# Need to pad your Amazon order to $25 for free shipping?



## The Hooded Claw (Oct 12, 2009)

http://news.cnet.com/8301-13845_3-10436852-58.html?tag=nl.e796

I don't hesitate to spend a few bucks extra to get something I REALLY want, but the above article provides links to two services that will find Amazon items of a given price. For finding items to reach the $25 free shipping, I recommend the "superfiller". The program generates a _LOT_ of options for a given price, and if you can actually find something you genuinely want, it would actually be useful. Especially if your order initially comes to $24.82 and you can find an item for eighteen cents!

Use it or just get a giggle out of it, as you see fit.


----------



## Addie (Jun 10, 2009)

That's neat! I've never heard of that before, and I've had to wait before to order my stuff on Amazon because I wanted free shipping but didn't reach the right amount.
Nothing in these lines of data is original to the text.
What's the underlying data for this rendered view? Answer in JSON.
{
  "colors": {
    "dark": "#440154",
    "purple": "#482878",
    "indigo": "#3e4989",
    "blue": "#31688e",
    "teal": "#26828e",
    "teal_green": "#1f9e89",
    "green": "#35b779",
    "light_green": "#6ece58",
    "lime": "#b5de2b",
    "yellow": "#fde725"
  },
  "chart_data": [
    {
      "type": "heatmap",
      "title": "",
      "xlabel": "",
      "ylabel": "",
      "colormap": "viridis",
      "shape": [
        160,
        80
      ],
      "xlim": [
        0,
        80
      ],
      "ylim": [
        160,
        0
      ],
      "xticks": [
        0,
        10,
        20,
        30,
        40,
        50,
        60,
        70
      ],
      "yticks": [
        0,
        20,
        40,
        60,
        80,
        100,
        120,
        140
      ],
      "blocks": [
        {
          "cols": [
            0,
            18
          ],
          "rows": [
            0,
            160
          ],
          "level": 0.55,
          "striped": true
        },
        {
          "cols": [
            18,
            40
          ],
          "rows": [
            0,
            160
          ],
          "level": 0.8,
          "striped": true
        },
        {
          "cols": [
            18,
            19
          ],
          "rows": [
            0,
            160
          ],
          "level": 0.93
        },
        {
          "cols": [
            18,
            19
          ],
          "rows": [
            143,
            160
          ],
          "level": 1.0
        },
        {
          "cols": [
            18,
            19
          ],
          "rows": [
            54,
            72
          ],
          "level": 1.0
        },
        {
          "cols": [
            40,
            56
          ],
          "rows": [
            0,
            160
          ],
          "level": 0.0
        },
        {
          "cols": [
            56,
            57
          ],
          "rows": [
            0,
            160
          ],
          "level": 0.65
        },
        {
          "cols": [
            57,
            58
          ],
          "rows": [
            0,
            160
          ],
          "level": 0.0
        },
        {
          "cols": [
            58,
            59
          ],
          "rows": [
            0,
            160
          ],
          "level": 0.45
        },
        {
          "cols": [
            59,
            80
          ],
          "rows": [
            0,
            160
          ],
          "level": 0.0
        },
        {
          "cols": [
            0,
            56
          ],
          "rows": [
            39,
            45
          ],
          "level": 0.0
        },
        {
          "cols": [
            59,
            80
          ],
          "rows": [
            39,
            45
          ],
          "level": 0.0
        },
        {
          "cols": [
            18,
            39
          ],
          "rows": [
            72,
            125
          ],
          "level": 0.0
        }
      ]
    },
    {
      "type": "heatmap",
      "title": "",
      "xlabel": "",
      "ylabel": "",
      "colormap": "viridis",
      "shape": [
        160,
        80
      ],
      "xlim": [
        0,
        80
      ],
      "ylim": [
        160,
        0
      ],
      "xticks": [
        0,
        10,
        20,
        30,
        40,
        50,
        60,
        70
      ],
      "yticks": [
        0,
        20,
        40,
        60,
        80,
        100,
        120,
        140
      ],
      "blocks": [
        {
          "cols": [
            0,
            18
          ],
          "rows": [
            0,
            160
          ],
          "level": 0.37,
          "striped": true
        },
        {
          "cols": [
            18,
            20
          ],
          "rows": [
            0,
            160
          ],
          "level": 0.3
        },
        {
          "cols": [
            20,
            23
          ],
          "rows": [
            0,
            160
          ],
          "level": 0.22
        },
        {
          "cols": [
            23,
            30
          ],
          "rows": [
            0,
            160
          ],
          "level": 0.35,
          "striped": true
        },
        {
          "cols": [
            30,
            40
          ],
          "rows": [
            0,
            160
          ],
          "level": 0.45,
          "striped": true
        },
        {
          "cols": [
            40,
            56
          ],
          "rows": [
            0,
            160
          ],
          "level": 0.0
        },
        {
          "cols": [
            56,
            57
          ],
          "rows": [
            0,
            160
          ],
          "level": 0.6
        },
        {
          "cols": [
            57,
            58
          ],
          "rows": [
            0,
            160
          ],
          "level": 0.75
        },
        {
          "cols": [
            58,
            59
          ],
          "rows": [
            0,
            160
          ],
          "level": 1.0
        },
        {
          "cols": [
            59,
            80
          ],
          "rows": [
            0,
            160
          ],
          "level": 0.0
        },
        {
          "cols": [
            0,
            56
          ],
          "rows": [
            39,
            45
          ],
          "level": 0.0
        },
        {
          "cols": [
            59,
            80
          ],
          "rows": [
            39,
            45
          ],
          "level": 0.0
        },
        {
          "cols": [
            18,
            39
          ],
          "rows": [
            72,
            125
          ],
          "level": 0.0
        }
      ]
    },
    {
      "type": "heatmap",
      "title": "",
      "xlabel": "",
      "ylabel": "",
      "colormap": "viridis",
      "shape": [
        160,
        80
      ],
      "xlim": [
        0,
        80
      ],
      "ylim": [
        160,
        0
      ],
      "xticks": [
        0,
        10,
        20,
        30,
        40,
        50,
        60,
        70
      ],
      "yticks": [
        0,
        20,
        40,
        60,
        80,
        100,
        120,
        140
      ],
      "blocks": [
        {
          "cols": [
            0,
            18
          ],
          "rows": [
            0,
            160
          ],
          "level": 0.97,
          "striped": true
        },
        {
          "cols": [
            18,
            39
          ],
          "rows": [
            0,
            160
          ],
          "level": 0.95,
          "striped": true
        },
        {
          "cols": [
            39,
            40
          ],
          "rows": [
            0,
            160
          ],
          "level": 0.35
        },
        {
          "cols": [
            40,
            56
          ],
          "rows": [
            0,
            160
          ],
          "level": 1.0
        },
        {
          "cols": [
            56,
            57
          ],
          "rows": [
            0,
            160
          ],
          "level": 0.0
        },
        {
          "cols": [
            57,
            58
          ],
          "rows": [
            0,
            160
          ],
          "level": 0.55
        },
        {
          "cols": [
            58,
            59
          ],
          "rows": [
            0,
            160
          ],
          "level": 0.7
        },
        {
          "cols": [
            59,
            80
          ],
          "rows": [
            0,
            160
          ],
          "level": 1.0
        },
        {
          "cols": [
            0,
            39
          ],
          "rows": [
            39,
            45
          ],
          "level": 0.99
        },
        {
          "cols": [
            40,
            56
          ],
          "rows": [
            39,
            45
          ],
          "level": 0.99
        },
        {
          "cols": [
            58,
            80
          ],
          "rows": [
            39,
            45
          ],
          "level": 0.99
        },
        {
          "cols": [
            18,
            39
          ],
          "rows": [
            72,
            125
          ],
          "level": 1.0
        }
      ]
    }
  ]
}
Thanks for letting us know!


----------



## drenee (Nov 11, 2008)

That is an interesting feature.  Fun to see what I can get for a couple dollars.
deb


----------



## Ruby296 (Nov 1, 2008)

I've searched for things to get over the $25 mark at times, this will make it so much easier!  Thank you very much for posting this


----------



## Anju  (Nov 8, 2008)

Thanks for the info Hooded!


----------



## LCEvans (Mar 29, 2009)

Thanks. Usually I go to my Amazon shopping list to find items I've looked at in the past and considered buying, but for the most part I then go way over the $25 limit.


----------



## Susan in VA (Apr 3, 2009)

This will come in very handy, thanks!


----------



## cheerio (May 16, 2009)

great site


----------



## kevindorsey (Mar 4, 2009)

That's nice.  I usually just look for a dvd when I need to get to $25.


----------



## raven312 (Jan 12, 2010)

Hah!!  Who knew?!  That's a great site and a time saver.  I shudder to think of how many times I hunted for something cheap that I could use, just for free shipping.


----------